Graphs that are applied to genomes are generally called genome graphs. However, there are two more specific categories which are sequence graphs and variation graphs.
As an example assume that we zoom on a hypothetical reference: "ACTGAATTTGTA"
Variation | Position | Alternative |
---|---|---|
Variation1 | 2 | GGGA |
Variation2 | 4 | C |
We could recursively insert Variation1 at position 2 and Variation2 at position 4 to generate the graph below:
(generated using graphite and my current fork of graph)
In this case, a single walk would represent a possible genome. Compared to the reference, this variation information is maintained and the graph still holds the data that was in reference.

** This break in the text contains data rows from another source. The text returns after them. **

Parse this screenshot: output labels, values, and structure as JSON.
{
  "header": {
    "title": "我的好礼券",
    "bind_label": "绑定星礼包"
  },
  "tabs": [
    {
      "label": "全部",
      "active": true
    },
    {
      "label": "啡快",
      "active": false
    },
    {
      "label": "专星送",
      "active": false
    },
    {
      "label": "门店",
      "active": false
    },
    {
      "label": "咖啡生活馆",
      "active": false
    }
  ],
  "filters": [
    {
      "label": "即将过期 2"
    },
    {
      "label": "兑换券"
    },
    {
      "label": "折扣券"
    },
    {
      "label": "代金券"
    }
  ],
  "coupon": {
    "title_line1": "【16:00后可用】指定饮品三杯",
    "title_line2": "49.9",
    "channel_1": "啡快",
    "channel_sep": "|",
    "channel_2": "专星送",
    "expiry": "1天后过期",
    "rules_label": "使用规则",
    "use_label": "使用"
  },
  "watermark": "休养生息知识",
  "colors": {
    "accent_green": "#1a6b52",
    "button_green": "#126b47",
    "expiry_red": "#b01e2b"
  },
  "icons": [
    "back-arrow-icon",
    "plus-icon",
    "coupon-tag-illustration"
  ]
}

These are graphs with sequence labels on the nodes or edges.
Sequence graphs or equivalent structures have been used previously to represent multiple sequences that contain shared differences or ambiguities in a single structure. Related structures used in genome assembly which collapse long repeated sequences, so the same nodes are used for different regions of the genome include the De Bruijn graph5. Graphs to represent genetic variation have previously been used for microbial genomes & localized regions of the human genome such as the major histocompatibility complex.
A variation graph is a sequence graph together with a set of paths representing possible sequences from a population. However, what makes it so unique is it's tight mapping between the graph and the reference.
Human orthopneumovirus, formerly known as Respiratory Syncytial Virus (RSV), is a single-stranded RNA virus and a good candidate for exploration using the variation graph because viruses don’t have proofreading in their genetic code. Proofreading is a process in which the cell ensures that it has copied the genetic code correctly in preparation for cell division. Without proofreading, errors will be commonplace leading to high mutation rates. Another advantage is the size of its genome; the reference stands at 15,206 bases which translate to 15206 bytes or 14.8 KB of memory.
As of writing this, graphite can’t generate a graph out of reads alone (perform an alignment). It supports a reference in fasta and a single VCF file.
I'll detail the algorithm in a later post but the gist of it is this:
'((a b) (a c)) to become a node with edges from a to b and c to be and a->b and a->b
A variation is a struct of position
and sequence
.
I’m using the racket graph library graph to generate a graph out of the nested lists and treating the graph as a “dynamic tree”.
We then rely on graph to generate an unweighted directed graph through unweighted-graph/directed. We export the graph in dot format and visualize via graphviz. Serialization isn’t implemented yet.